Another frustration for the game was the scent function. By pressing right mouse the map shifts darker, highlighting prey in red and marking landmarks as well as where your kittens are. This is essential for tracking prey as they are little dots on a huge map otherwise. However, this scent function only works if the player is not pressing any other button at the same time. That means when you need it most, such as when you’re sprinting after a white rabbit on the white snow covered tundra, the function is blocked. I couldn’t tell if this was an intentional design decision or a bug, but either way it was extremely frustrating.
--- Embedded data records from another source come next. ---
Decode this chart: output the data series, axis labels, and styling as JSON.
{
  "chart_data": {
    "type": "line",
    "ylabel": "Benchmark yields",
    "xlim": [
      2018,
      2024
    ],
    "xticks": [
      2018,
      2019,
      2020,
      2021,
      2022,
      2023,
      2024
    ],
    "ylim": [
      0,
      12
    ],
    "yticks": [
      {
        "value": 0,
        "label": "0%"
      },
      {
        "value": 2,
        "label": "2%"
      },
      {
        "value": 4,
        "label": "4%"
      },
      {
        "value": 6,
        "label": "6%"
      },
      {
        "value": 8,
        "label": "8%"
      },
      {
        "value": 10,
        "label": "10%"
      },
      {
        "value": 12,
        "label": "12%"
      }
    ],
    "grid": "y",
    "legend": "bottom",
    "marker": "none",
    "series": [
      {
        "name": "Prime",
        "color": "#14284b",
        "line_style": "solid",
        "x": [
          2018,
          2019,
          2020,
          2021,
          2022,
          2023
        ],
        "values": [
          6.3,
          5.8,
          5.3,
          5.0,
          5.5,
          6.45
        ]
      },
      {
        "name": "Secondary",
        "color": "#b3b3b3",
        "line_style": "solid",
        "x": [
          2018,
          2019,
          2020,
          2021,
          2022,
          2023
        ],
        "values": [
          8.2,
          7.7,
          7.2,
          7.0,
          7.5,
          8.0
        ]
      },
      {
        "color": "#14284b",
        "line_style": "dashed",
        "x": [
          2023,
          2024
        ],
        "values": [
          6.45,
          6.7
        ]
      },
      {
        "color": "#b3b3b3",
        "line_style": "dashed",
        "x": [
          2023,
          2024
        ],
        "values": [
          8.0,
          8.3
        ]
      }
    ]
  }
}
To top off the whole lack of game criticism is that Shelter 2 is very short. One full playthrough clocks in at about one hour. As soon as the credits rolled I couldn’t help but say out loud “That’s it?”. I can’t say that I felt cheated, but more that I hadn’t really been playing or having all that much fun leading up to the end of the game. There is the option to continue a new game playing as one of the surviving kittens, thus continuing the family tree of the lynx. However each new game is identical to the first, with the exact same introduction and exact same kittens being born.
Final Verdict: 6.5
I can really appreciate the type of story and world that Shelter 2 was trying to present. The game world crafted by Might and Delight was beautiful and unique among it’s peers. Taking the risk to form the concept of playing as an animal striving to protect it’s young from the dangerous of the world was a nice change of pace from the typical video game. However there just isn’t enough game present for Shelter 2 to be really fun. Gamers with a more artistic side will appreciate the ascetics, distinct art style, and allegories to the struggles of motherhood. But gamers craving fun will only be left hungry.